— Маршал Тимошенко за последнее время получил большую практику в организации боевых действий, да и Украину он знает хорошо. Рекомендую послать его, — ответил я.
— Пожалуй, вы правы. А кому поручим вместо Тимошенко командовать Западным фронтом?
— Командующему 19-й армией генерал-лейтенанту Коневу.
Сталин согласился и с этим. Тут же по телефону он дал указание Шапошникову о вызове маршала Тимошенко и передаче приказа Коневу о вступлении в командование Западным фронтом.
Георгий собирался уже проститься, когда Сталин спросил:
— Как вы расцениваете дальнейшие планы и возможности противника?
Так Жуков получил еще одну возможность привлечь особое внимание Ставки к опасному положению на Украине.
— В настоящий момент, кроме Ленинграда, самым опасным участком для нас является Юго-Западный фронт, — сказал Георгий. — Считаю, что в ближайшие дни там может сложиться тяжелая обстановка. Группа армий «Центр», вышедшая в район Чернигов — Новгород-Северский, может смять 21-ю армию и прорваться в тыл Юго-Западного фронта. Уверен, что группа армий «Юг», захватившая плацдарм в районе Кременчуга, будет осуществлять оперативное взаимодействие с армией Гудериана. Над Юго-Западным фронтом нависает серьезная угроза. Еще раз рекомендую немедленно отвести всю киевскую группу на восточный берег Днепра и за ее счет создать резервы где-то в районе Конотопа.
— А как же Киев?
— Как это ни тяжело, товарищ Сталин, а Киев придется оставить. Иного выхода у нас нет.
Сталин снял трубку и позвонил Шапошникову.
— Что будем делать с киевской группировкой? — спросил он. — Жуков настойчиво рекомендует немедленно отвести ее.
Георгий не слышал, что ответил Борис Михайлович, но в заключение Сталин ему сказал:
— Завтра здесь будет Тимошенко. Продумайте с ним этот вопрос, а вечером переговорим с военным советом фронта.
Прошло несколько дней. Прощаясь перед отлетом Георгия в Ленинград, Верховный сказал:
— Мы на вас надеемся. Приказ Ставки о вашем назначении будет отдан, когда прибудете в Ленинград.

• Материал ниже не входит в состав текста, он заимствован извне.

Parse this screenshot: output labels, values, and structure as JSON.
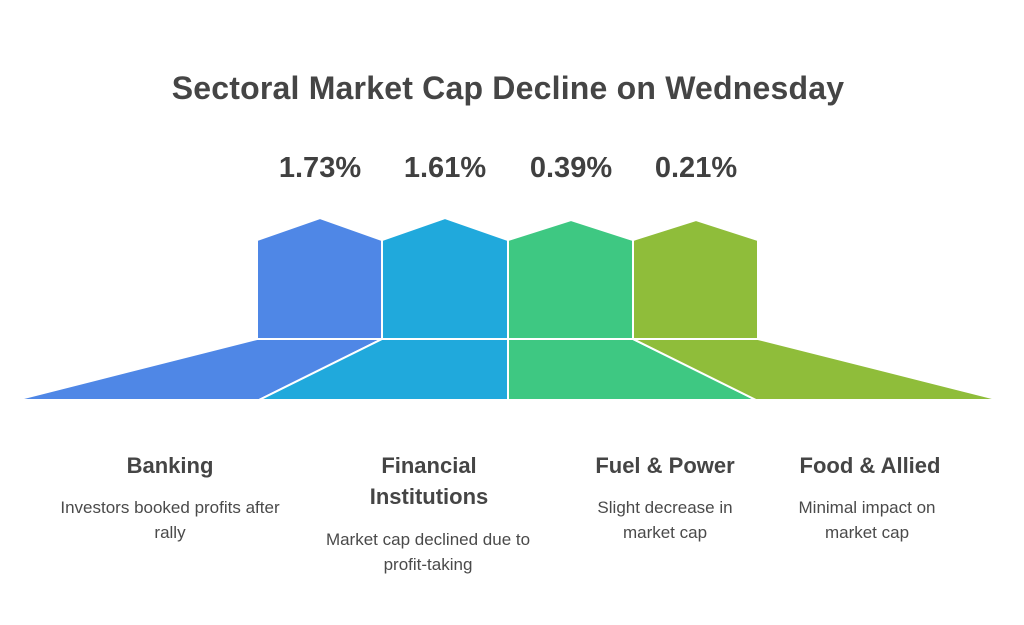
{
  "title": "Sectoral Market Cap Decline on Wednesday",
  "sectors": [
    {
      "name": "Banking",
      "percent": "1.73%",
      "description": "Investors booked profits after rally",
      "color": "#4f87e6"
    },
    {
      "name": "Financial Institutions",
      "percent": "1.61%",
      "description": "Market cap declined due to profit-taking",
      "color": "#20a9dc"
    },
    {
      "name": "Fuel & Power",
      "percent": "0.39%",
      "description": "Slight decrease in market cap",
      "color": "#3ec882"
    },
    {
      "name": "Food & Allied",
      "percent": "0.21%",
      "description": "Minimal impact on market cap",
      "color": "#8fbd3a"
    }
  ]
}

Георгий понял, что за этими словами скрывается опасение за успех нашего перелета. Он зашел к Василевскому. Тот сказал:
— Думаю, что мы уже крепко опоздали с отводом войск за Днепр…
Зайдя к Шапошникову, Георгий договорился с ним о личной связи по сохранившимся проводам и по радио и спросил его мнение о сложившейся обстановке и прогнозах на ближайшее время. Он охотно поделился своими соображениями.
В отношении Ленинграда Шапошников был настроен оптимистически.
Так прошли первые, крайне тяжелые два с половиной месяца войны. Потери советской армии были очень велики. Только за первый день войны авиация приграничных округов потеряла около 1200 самолетов. Танковые и моторизованные соединения противника, поддерживаемые крупными силами авиации, продолжали двигаться вперед, прорывались на стыках наших войск, наносили удары по флангам группировок, разрушали узлы и линии связи. Гибли десятки тысяч советских воинов, мирных граждан…
И в то же время с самого начала все происходило не так, как было запланировано немецким главным командованием. Историкам еще предстоит рассмотреть, как последовательно, при общем вроде бы и благополучном победном фоне для фашистов, срывались одно за другим намерения гитлеровского руководства. Все это имело далеко идущие последствия.
Обо что же споткнулись фашистские войска, сделав свой первый шаг на территорию чужой им страны? Что же прежде всего помешало им продвигаться вперед привычными темпами? Можно твердо сказать — главным образом массовый героизм русских войск, их ожесточенное сопротивление, упорство, величайший патриотизм армии и народа.
История знает немало примеров, когда, побросав превосходное оружие, войска быстро теряют сопротивляемость, попросту говоря, обращаются в бегство. Никто не может провести четкую грань между ролью собственно оружия, военной техники и значением морального духа войск. Однако бесспорно, что при прочих равных условиях крупнейшие битвы и целые войны выигрывают те войска, которые отличаются железной волей к победе, осознанностью цели, стойкостью духа и преданностью знамени, под которым они идут в бой.